BBC falls short in flagging up online news coverage

BBC News television and radio editors seem to have a perennial blind spot when it comes to the web.  A review of the BBC’s  coverage of the Arab Spring in 2011 by the BBC Trust found that broadcast outlets would rarely reference the BBC News website.

The study (PDF) found that “the BBC news website provides a significant amount of background material, yet no cross reference was made to BBC online in over 97% of BBC news items.”

The failing is significant given that the report by former UN director of communications and Middle East expert Edward Mortimer questions whether the BBC adequately explained the background and context to the uprisings.

“For these more sophisticated analyses, with ifs and buts and subordinate clauses, one probably needs to look to radio – and to the website,” wrote Mortimer.

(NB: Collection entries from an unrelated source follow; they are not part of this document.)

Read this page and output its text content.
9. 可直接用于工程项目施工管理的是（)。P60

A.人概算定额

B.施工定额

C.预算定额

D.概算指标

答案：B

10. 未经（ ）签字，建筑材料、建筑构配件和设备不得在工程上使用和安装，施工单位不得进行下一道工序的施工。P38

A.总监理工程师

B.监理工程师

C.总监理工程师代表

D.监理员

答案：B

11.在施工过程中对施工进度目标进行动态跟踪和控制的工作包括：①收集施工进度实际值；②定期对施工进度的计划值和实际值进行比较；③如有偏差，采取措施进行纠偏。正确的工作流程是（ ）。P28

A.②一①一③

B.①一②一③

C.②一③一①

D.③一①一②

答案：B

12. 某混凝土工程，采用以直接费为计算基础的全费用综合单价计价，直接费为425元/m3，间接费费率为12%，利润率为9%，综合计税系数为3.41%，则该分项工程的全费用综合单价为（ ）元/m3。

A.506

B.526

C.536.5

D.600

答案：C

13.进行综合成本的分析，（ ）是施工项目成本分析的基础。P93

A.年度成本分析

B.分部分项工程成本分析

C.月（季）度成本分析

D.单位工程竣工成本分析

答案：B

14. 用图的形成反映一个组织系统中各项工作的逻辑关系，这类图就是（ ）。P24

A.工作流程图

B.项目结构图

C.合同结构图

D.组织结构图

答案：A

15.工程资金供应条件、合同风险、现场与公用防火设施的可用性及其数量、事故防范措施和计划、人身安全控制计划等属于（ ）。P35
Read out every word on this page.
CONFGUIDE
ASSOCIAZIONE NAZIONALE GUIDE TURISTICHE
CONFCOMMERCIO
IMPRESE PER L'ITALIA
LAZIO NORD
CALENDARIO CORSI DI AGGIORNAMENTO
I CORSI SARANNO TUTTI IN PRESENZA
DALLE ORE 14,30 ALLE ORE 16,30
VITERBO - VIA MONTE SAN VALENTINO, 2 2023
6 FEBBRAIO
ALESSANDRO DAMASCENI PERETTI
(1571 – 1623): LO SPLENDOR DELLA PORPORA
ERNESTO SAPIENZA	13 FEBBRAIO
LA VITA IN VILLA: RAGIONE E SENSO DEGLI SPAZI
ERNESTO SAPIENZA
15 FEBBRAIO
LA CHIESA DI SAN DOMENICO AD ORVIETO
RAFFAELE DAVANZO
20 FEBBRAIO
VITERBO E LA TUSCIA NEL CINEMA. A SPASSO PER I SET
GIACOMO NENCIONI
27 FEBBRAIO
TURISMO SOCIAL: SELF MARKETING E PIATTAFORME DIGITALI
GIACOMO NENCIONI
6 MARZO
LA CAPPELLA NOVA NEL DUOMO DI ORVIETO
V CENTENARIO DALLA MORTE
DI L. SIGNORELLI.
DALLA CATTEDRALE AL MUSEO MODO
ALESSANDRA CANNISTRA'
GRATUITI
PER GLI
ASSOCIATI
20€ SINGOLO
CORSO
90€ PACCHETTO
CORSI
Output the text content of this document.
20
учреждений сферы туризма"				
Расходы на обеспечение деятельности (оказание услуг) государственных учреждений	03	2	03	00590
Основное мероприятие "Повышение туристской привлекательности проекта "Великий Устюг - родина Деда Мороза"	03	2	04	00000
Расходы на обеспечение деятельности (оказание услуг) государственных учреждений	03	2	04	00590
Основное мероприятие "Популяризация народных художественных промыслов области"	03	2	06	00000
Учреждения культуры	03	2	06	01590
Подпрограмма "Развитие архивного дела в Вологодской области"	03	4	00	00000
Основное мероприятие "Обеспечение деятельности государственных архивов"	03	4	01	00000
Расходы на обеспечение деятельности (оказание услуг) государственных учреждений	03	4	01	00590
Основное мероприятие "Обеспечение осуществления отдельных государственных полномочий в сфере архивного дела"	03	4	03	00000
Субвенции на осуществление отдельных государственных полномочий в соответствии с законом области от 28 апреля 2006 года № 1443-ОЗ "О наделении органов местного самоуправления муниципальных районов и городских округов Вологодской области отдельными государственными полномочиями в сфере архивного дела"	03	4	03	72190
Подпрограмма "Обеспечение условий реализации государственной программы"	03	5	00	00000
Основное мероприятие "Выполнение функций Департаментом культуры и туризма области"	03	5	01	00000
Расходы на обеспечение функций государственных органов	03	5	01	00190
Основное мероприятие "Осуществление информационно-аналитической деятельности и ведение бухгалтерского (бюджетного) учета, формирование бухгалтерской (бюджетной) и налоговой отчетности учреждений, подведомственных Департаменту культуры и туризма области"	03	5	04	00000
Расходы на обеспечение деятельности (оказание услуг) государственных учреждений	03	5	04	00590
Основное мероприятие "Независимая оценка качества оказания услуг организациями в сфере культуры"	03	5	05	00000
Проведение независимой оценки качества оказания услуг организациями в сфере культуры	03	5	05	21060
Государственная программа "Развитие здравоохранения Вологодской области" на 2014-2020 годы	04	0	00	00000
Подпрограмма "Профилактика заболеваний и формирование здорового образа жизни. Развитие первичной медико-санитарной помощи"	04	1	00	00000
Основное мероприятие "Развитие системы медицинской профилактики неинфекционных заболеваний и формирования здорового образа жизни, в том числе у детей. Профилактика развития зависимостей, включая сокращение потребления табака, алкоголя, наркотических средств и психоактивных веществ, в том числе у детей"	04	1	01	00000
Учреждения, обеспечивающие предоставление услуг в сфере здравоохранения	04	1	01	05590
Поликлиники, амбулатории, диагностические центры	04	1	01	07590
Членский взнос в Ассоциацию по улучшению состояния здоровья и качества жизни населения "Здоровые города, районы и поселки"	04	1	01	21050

“And the website almost invariably provides greater depth of background information, with a wealth of question-and-answer features, analysis from correspondents and other aggregated material – special reports which are either country specific or more general, information graphics, maps, and slide shows of “how we got here”.”

Yet the study found that BBC TV and radio rarely mentioned the wealth of online resources.

Television news referenced the BBC News website in just 35 out of 985 items related to the Arab Spring.

Radio news comes out worse, with only nine out of 916 Arab Spring items including references to the website. The report does add that “it is of course harder to provide such links on radio, where there is no visual option.”

Stephen Mitchell, Deputy Director and Head of Multimedia Programmes, BBC News, acknowledged that “viewers and listeners are often made aware of web content, but often they are not. This is one thing that really annoys me.”

“The website is not “new media”. It’s the third leg on the stool. Yet I have to remind people from time to time.”

Perhaps I am biased as a former daily news editor at the BBC News website, but it is shocking that broadcast journalists should need to be reminded that the BBC has an international renowned and award-winning digital news operation.

In my nine years at the BBC News website, from its launch in 1997 to 2006, it was consistently an uphill struggle to convince colleagues in radio and television to flag in-depth material on the site that would help audiences understand complex issues.

I can understand the challenge of convincing radio and TV shows to mention the website in its early days.  But the BBC’s digital news services are now 15 years old and integrated into the organisation.

Culture is a hard thing to change. Journalists who have spent their careers in a world of broadcast need to lose the blinkers that blind them to the web.

Their audiences do not just rely on the morning breakfast show on radio or the evening TV news but mix and match media sources throughout the day. Journalists at the BBC and beyond must do the same.